Is your website GDPR friendly?

How to get your website up to standard

With the GDPR deadline already gone, people are thinking less and less about the legislation. What I want to discuss with you is some of the basic rules that most websites need to follow to align with GDPR. As well as some easy was to make your website GDPR friendly if it is not already.

GDPR requires that you have considered the following:

  • Cookie and privacy pop up
  • Privacy policy
  • Cookie policy
  • SSL certificate
  • Newsletter sign up opt in
  • Enquiry and contact forms

Cookie and Privacy pop up.

GDPR means that you can never assume that anyone has agreed for you to collect or store their information. This is where a popup comes in handy, the pop up makes people aware that you are collecting information about them. By them click this popup they are then consenting for you to gather this information about them.

As you are gathering information about the user and storing it, a privacy policy also needs to be put in place. This is why the pop contains both the cookie policy and the privacy policy.  By accepting the cookie policy, they are also agreeing to your privacy policy.

If you don’t have a cookie policy on your website, then there are a couple of ways to put one on. Firstly, if your website uses WordPress, there are plugins available that will add the pop up for you. Cookie bot is a free cookie controller for smaller sites. Alternatively, you can add it manually by hand. This would involve adding code to your website and something we do for all our clients as part of our web design process.

Privacy policy

Having a privacy policy is a simple as having a privacy policy page on your site. This document needs to have details about what data is collected as well as when it is captured. It also needs to include information about third-party’s and their processes. The contact details of your DPO (data protection officer), if you need one, also need to be within this document. This is the person that the user can contact to requests their data or have it permanently deleted.

You can get a professional to write this for you. Alternative you can find a template online. We advise that you still have a pro to look over it just to make sure that everything is correct. WordPress recently added a template and guide for adding a privacy policy to your website, so if you use wordpress you might want to have a look in the tools section.

Cookie policy

A page that shows your cookie policy should be available. This policy should have information about what the cookies are capturing. As well as what you are using this data for.  Third parties that have access to this information should also be mentioned.

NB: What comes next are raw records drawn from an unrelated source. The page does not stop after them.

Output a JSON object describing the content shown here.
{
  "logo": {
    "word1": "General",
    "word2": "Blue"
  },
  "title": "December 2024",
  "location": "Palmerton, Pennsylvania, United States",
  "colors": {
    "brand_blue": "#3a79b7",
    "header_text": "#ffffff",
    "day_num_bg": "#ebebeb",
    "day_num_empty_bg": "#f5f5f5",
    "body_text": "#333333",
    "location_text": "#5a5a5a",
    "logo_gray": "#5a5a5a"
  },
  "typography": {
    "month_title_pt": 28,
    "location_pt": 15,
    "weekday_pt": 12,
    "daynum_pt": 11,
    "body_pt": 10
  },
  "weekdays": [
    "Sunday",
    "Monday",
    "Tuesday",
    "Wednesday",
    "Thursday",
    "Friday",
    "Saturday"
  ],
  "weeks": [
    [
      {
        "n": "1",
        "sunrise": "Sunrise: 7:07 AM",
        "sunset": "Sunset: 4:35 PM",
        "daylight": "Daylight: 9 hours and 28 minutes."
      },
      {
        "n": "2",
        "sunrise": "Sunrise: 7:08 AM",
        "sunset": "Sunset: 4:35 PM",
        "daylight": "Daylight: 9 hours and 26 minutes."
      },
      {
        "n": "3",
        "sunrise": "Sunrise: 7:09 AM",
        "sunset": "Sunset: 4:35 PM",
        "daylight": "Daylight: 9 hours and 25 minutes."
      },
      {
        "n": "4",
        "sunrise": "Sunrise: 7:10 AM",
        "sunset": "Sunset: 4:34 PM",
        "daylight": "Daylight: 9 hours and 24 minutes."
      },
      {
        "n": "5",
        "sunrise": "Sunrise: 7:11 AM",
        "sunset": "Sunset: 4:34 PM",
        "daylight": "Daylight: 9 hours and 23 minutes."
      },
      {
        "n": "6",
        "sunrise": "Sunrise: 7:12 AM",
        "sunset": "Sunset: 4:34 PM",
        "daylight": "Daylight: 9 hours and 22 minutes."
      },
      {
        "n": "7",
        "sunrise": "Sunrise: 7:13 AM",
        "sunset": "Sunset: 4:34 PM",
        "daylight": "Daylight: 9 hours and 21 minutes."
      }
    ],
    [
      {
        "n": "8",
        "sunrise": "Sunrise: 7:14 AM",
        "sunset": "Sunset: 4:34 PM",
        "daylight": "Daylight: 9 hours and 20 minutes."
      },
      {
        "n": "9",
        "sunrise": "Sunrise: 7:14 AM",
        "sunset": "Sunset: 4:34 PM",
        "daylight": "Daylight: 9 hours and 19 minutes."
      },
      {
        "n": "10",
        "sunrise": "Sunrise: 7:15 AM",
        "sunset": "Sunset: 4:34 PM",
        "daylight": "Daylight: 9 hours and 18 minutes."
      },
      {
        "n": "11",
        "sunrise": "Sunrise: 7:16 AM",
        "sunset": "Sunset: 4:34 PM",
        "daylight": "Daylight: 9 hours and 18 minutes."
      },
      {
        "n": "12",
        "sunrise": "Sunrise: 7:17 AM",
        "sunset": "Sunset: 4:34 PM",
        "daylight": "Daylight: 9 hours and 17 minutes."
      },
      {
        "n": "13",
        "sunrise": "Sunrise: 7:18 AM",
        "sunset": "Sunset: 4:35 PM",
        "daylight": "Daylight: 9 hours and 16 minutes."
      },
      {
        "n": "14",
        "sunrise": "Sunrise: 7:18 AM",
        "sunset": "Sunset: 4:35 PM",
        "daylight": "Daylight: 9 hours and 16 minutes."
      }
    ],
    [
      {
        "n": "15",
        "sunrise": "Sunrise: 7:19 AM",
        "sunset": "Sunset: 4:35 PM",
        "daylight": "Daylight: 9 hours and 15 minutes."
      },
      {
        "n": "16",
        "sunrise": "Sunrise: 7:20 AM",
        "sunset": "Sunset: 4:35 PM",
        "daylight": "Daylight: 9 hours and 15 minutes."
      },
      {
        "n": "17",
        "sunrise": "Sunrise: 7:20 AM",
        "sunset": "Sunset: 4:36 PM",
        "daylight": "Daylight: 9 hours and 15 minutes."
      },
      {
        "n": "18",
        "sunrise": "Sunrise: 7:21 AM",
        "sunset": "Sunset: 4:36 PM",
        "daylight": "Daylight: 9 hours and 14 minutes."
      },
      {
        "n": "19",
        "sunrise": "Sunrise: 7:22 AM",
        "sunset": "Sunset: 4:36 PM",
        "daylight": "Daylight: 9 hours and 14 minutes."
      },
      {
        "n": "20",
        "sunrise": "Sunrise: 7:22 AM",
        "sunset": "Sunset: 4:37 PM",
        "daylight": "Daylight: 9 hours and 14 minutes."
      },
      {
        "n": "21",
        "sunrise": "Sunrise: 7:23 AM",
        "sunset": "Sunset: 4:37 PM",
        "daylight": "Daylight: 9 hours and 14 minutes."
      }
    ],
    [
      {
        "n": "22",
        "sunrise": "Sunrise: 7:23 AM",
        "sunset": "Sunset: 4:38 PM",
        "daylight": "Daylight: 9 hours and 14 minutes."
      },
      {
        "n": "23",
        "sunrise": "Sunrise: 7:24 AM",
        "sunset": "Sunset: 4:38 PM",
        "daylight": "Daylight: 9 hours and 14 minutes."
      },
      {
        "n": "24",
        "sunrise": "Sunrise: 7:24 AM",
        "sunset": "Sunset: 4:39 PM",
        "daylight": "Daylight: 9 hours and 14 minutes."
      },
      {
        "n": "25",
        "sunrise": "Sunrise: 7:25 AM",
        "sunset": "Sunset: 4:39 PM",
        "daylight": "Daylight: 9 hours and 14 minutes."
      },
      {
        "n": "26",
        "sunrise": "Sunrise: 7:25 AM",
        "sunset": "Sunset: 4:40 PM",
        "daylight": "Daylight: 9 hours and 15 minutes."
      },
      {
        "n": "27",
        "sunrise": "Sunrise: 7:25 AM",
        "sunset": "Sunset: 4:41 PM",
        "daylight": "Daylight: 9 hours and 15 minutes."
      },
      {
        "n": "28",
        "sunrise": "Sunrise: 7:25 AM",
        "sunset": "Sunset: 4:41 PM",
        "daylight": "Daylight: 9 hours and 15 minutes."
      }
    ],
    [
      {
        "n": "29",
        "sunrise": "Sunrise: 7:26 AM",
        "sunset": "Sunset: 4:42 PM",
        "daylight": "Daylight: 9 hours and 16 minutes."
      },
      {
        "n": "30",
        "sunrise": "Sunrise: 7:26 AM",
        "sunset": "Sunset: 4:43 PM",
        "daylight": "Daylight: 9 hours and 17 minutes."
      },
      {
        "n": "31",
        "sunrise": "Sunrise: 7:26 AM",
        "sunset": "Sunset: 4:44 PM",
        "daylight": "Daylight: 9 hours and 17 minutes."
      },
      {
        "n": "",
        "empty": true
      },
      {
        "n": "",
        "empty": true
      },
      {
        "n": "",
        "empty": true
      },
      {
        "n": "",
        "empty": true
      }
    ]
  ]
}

Templates for this policy can also be found online, but we would also advise you have a professional look over all of your documents.

SSL Certificate

Secure Socket Certificate is an encryption layer that sits on the hosting space of the site. This certification adds a green padlock and the word secure next to the URL. If your site doesn’t have this certificate, then it will show not secure.

If your website doesn’t have this certificate, then you can buy one. Alternatively, you can take advantage of our website hosting which includes an SSL certificate for free.

We posted on our blog about SSL certificates and you can find that here.

Newsletters

If your company produces a newsletter, you want as many people to see it as possible. However, you can’t just have email anyone. Even if they have already given you their email address. GDPR means that they will have had to express their consent to receiving your newsletter. This can be in the form of a tick box at the bottom of a form, but the boxes default must be unticked. This is so the user can opt-in to get your newsletter as consent cannot be assumed. Services like Mailchimp make it easy to be GDPR compliant when using a newsletter and offer double opt-in.

Contact forms

If your website has a contact or enquiry form, then it must have the following in place to ensure that the data that you are collecting is secure.

  • SSL Certificate.
  • The SQL database must be encrypted. If your database is not encrypted, then the data must be stored in another location.
  • Printed emails must be destroyed securely, this normally involves shredding. As printing emails can create an easy data breach and should be avoided where possible.
  • Any consensual tick box must be unticked by default.
  • Your email provider must also comply with the GDPR. All emails that are sent and stored must adhere to the legislation. Many email providers will have privacy policies that adhere to GDPR. As emails are one of the more common places that private data can get misplaced, missed used or abused.

There are many ways that GDPR effects websites. These are just some of the basic rules that websites need to follow. GDPR applies where ever a website collects data. This includes some collection methods that we haven’t covered. E-commerce’s website would be an example of this. This type of site will collect more data than an email address or cookies. So, this data collection needs to be considered in regard to the GDPR legislation.

Disclaimer

This article was prepared by Brink Media as guidance only. Neither Brink Media or the author accepts any responsibility or liability that might occur directly or indirectly as a consequence of the use, application or reliance on this material.